TURNBULL, RUPERT B. JR. (3 Oct. 1913-18 Feb. 1981), surgeon, was born in Pasadena, Calif. to Irene Archibald and Judge Rupert Turnbull. He received his undergraduate degree from Claremont College (1936), his medical degree from McGill University, Canada (1941), served at hospitals in San Francisco and the Panama Canal Zone, and was a field surgeon with the 1st Marine Div. in the Pacific. He came to Cleveland to complete his surgical training at CLEVELAND CLINIC FOUNDATION, and developed a surgical technique to make a stomach opening for the intestines (ileostomy/colostomy). Turnbull became the world's authority on ulcerative colitis and the surgeon to recognize the importance of postsurgical therapy for colostomy and ileostomy patients. As the "father of enterostomal therapy," Turnbull along with Norman Gill founded the world's first school of enterostomal therapy and the Internatl. Assoc. of Enterostomal Therapists.

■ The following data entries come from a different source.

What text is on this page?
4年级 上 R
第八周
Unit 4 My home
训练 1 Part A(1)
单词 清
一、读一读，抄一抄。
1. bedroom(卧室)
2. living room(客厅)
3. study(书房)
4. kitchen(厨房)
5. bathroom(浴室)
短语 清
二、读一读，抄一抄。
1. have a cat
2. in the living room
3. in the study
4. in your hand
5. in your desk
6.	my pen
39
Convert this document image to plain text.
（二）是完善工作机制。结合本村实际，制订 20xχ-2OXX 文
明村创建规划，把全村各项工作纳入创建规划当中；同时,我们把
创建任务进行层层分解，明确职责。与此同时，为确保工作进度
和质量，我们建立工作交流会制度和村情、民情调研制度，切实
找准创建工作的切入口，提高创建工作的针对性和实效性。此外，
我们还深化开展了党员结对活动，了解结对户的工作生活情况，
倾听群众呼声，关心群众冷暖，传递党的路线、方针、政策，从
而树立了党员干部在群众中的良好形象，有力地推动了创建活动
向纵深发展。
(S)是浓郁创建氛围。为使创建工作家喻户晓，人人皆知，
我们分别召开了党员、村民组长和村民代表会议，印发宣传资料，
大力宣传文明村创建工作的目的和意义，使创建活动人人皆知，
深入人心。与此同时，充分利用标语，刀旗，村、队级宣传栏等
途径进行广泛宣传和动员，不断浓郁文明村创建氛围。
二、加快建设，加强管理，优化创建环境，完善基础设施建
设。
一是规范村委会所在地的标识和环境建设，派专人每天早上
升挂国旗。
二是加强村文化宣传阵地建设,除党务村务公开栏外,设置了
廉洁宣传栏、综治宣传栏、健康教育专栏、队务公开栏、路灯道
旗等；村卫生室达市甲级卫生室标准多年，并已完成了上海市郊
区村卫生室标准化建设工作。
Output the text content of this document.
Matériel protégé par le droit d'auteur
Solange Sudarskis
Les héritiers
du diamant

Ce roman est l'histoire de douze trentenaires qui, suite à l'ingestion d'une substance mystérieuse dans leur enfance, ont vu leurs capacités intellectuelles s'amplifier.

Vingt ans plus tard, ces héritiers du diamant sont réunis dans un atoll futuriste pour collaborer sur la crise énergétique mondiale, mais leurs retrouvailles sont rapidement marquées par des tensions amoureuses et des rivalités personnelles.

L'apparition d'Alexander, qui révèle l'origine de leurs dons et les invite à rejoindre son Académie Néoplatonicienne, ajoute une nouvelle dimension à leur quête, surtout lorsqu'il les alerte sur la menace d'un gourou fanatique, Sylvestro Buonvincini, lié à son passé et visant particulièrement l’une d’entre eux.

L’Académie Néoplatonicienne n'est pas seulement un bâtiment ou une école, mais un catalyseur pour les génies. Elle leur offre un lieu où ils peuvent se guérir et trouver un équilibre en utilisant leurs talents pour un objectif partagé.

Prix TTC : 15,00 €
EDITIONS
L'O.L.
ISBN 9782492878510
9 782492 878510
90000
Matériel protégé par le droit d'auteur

Turnbull published over 185 scientific articles, and along with Frank L. Weakey wrote the standard Atlas of Intestinal Stomas. He served on the editorial boards of various publications, including Disease of the Colon and Rectum. In 1976, the Rupert B. Turnbull Surgical Society was formed by former residents and fellows who had trained under him. Turnbull was head of the Dept. of Colon & Rectal Surgery at Cleveland Clinic until 1976, when he became senior surgeon. In 1978 he left Cleveland to take a position at Santa Barbara Medical Foundation in California. He was an active member of Christ Episcopal Church. Rupert married Dougal Isabel Fisher in 1938. The Turnbulls had 2 sons, Robert and John, and a daughter, Dae. Turnbull died while vacationing in Honolulu.
3-PR10 - Turnbull, Rupert B. Jr., MD., Cleveland Clinic Archives.
Cleveland Medical Society Bulletin (1976).